My favorite demo was something from the MIT Media Labs. It was a Picture Station that knew who you were. Basically everyone was given a badge with a UHF RFID tag from Zebra Technologies. Printed and encoded by a p330i, the badges had your name and company details. Then the Picture Station would recognize you and help complete your profile. Check it out:
I thought the UI/UX was pretty awesome. Simple and fun. Attendees engaged with it consistently and enjoyed making different faces on camera. Checking it out from behind though, I was floored by how much hardware was involved.
The interactive display had an integrated PC module. That was tied to at Mac Mini which was talking to a ThingMagic UHF reader. The reader can detect over 100 badges up to 20ft in front of the display, so as you saw in the video it had to prompt you with a list before taking your picture.
I wouldn’t be surprised if it cost them $10,000 in hardware alone.
The cool part is you would know who was crowding you (Sanjay, why you creeping?). A great proof-of-concept that gets you thinking of the future of interactive advertising, but computing over-kill IMHO. I wouldn’t be surprised if it cost them $10,000 in hardware alone.
The ThingMagic booth had several interesting items but this reader caught my eye. It’s also a UHF Gen2 reader but low power enough to plug into a USB port. So for instance, the same badge* that detected us at the Picture Station could now be read by a laptop at a booth.

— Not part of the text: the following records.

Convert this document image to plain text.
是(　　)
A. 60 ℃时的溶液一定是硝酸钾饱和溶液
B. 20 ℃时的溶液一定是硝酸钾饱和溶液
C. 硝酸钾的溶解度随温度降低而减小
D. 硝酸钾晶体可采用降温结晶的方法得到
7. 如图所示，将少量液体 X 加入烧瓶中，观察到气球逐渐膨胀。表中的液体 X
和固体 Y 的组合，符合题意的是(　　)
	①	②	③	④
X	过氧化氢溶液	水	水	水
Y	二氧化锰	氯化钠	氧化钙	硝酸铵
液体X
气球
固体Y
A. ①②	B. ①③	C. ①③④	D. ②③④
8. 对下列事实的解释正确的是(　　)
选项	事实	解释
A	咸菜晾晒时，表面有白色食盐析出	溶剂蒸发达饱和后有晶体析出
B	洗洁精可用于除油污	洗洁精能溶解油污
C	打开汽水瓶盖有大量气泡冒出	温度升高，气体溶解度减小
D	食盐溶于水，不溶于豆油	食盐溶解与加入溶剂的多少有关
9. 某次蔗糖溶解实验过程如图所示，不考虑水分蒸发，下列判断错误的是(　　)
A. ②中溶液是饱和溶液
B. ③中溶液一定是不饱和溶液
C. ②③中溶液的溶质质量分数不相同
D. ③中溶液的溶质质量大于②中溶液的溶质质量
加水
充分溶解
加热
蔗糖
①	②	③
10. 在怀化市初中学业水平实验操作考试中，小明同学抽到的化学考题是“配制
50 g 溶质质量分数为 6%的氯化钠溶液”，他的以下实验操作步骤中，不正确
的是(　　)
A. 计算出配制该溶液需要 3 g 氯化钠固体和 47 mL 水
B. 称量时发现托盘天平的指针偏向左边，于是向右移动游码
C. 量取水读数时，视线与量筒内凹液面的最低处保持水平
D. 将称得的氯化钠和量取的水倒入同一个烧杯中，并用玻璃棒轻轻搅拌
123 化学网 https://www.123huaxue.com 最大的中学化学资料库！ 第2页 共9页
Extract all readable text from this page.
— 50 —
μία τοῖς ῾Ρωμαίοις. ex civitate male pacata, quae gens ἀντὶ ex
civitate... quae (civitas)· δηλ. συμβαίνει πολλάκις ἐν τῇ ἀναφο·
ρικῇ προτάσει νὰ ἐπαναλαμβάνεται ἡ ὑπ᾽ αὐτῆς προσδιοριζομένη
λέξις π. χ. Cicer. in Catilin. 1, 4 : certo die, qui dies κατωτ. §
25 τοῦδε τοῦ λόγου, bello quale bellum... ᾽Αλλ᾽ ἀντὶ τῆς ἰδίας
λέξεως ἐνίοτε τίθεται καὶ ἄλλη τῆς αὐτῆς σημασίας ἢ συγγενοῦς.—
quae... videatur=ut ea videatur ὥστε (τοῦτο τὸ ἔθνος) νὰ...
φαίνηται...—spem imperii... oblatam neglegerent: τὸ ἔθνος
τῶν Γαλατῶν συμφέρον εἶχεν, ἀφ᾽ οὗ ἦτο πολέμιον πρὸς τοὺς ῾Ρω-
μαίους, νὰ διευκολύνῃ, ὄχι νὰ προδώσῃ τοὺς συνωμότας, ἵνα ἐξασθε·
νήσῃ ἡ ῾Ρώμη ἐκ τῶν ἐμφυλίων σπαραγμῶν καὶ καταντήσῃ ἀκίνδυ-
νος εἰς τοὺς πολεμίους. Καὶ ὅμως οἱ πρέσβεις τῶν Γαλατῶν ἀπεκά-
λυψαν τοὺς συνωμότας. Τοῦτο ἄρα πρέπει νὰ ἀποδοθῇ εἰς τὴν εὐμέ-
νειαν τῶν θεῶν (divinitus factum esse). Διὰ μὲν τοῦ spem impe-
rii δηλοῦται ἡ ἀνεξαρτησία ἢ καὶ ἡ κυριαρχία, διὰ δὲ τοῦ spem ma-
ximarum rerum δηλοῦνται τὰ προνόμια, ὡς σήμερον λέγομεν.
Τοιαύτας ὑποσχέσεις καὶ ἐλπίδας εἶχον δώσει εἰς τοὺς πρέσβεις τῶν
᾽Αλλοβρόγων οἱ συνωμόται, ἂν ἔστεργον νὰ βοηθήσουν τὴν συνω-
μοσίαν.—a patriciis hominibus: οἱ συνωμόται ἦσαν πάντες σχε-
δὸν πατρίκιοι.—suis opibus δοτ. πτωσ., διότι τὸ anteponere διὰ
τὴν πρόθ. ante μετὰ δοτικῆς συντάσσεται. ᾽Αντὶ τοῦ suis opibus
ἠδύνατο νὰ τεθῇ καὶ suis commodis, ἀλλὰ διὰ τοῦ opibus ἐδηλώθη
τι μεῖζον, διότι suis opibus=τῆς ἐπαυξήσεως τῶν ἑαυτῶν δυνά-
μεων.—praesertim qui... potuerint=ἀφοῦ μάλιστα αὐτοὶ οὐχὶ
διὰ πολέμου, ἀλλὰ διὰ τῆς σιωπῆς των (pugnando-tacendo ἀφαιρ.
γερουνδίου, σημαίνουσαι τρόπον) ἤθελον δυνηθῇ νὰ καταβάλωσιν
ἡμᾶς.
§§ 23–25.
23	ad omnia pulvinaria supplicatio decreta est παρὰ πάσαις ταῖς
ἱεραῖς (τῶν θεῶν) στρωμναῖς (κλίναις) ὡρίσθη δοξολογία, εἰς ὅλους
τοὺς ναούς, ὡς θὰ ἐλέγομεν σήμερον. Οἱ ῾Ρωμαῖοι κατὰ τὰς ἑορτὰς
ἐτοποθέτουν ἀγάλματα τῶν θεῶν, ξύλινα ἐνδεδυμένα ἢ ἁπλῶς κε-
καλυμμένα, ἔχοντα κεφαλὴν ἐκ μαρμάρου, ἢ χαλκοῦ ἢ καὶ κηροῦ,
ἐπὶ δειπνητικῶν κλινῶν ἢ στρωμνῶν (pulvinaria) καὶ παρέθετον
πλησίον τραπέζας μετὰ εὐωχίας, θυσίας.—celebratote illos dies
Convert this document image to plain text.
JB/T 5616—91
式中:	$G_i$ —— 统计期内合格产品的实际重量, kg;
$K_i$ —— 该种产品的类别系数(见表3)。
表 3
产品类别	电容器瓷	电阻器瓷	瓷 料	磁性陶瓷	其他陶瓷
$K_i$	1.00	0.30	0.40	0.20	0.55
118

SIDE NOTE:This just happens to be the reader that SXSW2012 used for their registration process a few weeks ago. It was all an attempt at reducing ticket fraud but it turned out to be a pain since everyone was forced to wait in long lines (3hrs+) to pickup their badges. A “skip the line” feature for NFC-phone owners would have been really nice.
*If you’re freaked out by all this long-range tracking tech, you can always stick your badge in one of these wallets and roll incognito 🙂
My take away from the Expo is that NFC and UHF RFID are starting to cross paths in a lot of applications. Their incompatibility will soon become a huge pain for businesses building their systems around one tech versus another. Case in point, SXSW choosing UHF RFID and not being able to offer a “skip the line” feature to NFC phone owners. The technology is there, but knowing how to use it is key. Flomio is working hard to cover all these technologies with our platform. This will enable businesses to create technology-agnostic solutions that will be essentially future proof.